Candidate A’s campaign deploys a field \mathbf{F}_A that points along d_1. The campaign’s message is relentlessly economic: healthcare costs, wage stagnation, affordable housing, childcare subsidies. Every ad, every speech, every door-knock script emphasizes Candidate A’s progressive economic positions. The campaign’s theory of the race: if the election is decided on d_1, Candidate A wins, because the district’s Frechet mean on d_1 is slightly left of center, and Candidate A is closer to the mean on d_1 than Candidate B.
Candidate B’s campaign deploys a field \mathbf{F}_B that points along the d_5-d_6 diagonal. The campaign’s message is populist and identity-inflected: government corruption, cultural change, border security, the “real people” of the district versus the “elites.” Every ad, every rally, every social media post emphasizes Candidate B’s anti-institutional, identity-affirming positions. The campaign’s theory of the race: if the election is decided on d_5-d_6, Candidate B wins, because the district’s trust-identity axis is the strongest axis of variance (recall from Chapter 4 that \lambda_1 = 3.2 corresponds to the trust-identity dimension), and Candidate B is closer to the electorate’s centroid on this axis.
The battle is not over which candidate voters prefer. It is over which dimension voters consider when they vote.
In the final two weeks, Candidate B’s campaign goes negative: an attack ad accuses Candidate A of supporting a policy that would raise local property taxes (a d_1 attack, designed to neutralize A’s economic advantage) and another ad associates Candidate A with an unpopular national political figure (a d_6 attack, designed to inflate perceived cultural distance). The attack ads corrupt the heuristic field near Candidate A’s position on the manifold: voters who were considering A on economic grounds are now uncertain about A’s economic position (noise injection) and perceive A as culturally distant (distance inflation).
Candidate A’s campaign responds not by attacking B directly but by attempting to re-anchor the projection axis on d_1: a series of testimonial ads from local workers and families describing how A’s policies would affect their lives. The counter-strategy is heuristic repair: providing concrete, personally relevant information that overrides the corrupted heuristic with direct manifold-distance estimation.
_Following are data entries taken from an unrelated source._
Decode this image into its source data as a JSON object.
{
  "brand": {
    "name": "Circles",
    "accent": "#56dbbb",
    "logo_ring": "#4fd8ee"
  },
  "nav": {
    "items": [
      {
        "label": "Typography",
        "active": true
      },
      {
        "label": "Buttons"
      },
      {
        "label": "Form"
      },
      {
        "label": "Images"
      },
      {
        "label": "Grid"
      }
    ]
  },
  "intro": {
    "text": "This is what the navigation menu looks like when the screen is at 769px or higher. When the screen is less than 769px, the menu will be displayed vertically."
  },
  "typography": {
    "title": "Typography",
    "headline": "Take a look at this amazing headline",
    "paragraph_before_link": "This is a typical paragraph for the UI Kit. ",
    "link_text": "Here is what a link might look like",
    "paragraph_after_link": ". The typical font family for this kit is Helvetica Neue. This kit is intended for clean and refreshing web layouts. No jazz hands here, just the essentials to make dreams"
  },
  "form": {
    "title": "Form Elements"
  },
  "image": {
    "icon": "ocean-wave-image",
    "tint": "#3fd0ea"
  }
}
Election night: Candidate B wins by 3 points. The exit polls show that voters who cited “the economy” as their top issue voted for A by 15 points. Voters who cited “trust in government” or “values” voted for B by 30 points. The election was decided by which heuristic field dominated — and Candidate B’s d_5-d_6 field activated more voters than Candidate A’s d_1 field.
The postmortem is geometric: Candidate B did not win because more voters agreed with B on the full manifold. Candidate B won because B’s campaign successfully rotated the projection axis from d_1 (where A had the advantage) to d_5-d_6 (where B had the advantage). The same electorate, projected onto a different axis, would have elected A.
The campaign did not change the voters. It changed the lens.
DISTRICT 7 — CHAPTER SUMMARY
We have formalized campaigns as heuristic fields on the political preference manifold — vector fields that guide voters’ attention toward specific dimensions and away from others. The Campaign Gradient Theorem shows that the optimal campaign strategy is to find the projection axis along which the candidate is closest to the electorate’s center of mass. Negative campaigning is heuristic corruption: inflating perceived distances, amplifying unfavorable dimensions, and injecting noise into voters’ manifold-distance estimates.
In District 7, Candidate B won not by being closer to the electorate on the full manifold but by successfully rotating the projection axis to the trust-identity dimension, where B had the positional advantage. The campaign was a battle of heuristic fields, and the winning field determined the election’s dimensional focus.
In Chapter 7, we turn to the deepest result in social choice theory — Arrow’s impossibility theorem — and show that it is not a paradox of axioms but a consequence of geometry: the impossibility of losslessly contracting a multi-dimensional manifold to a one-dimensional ranking.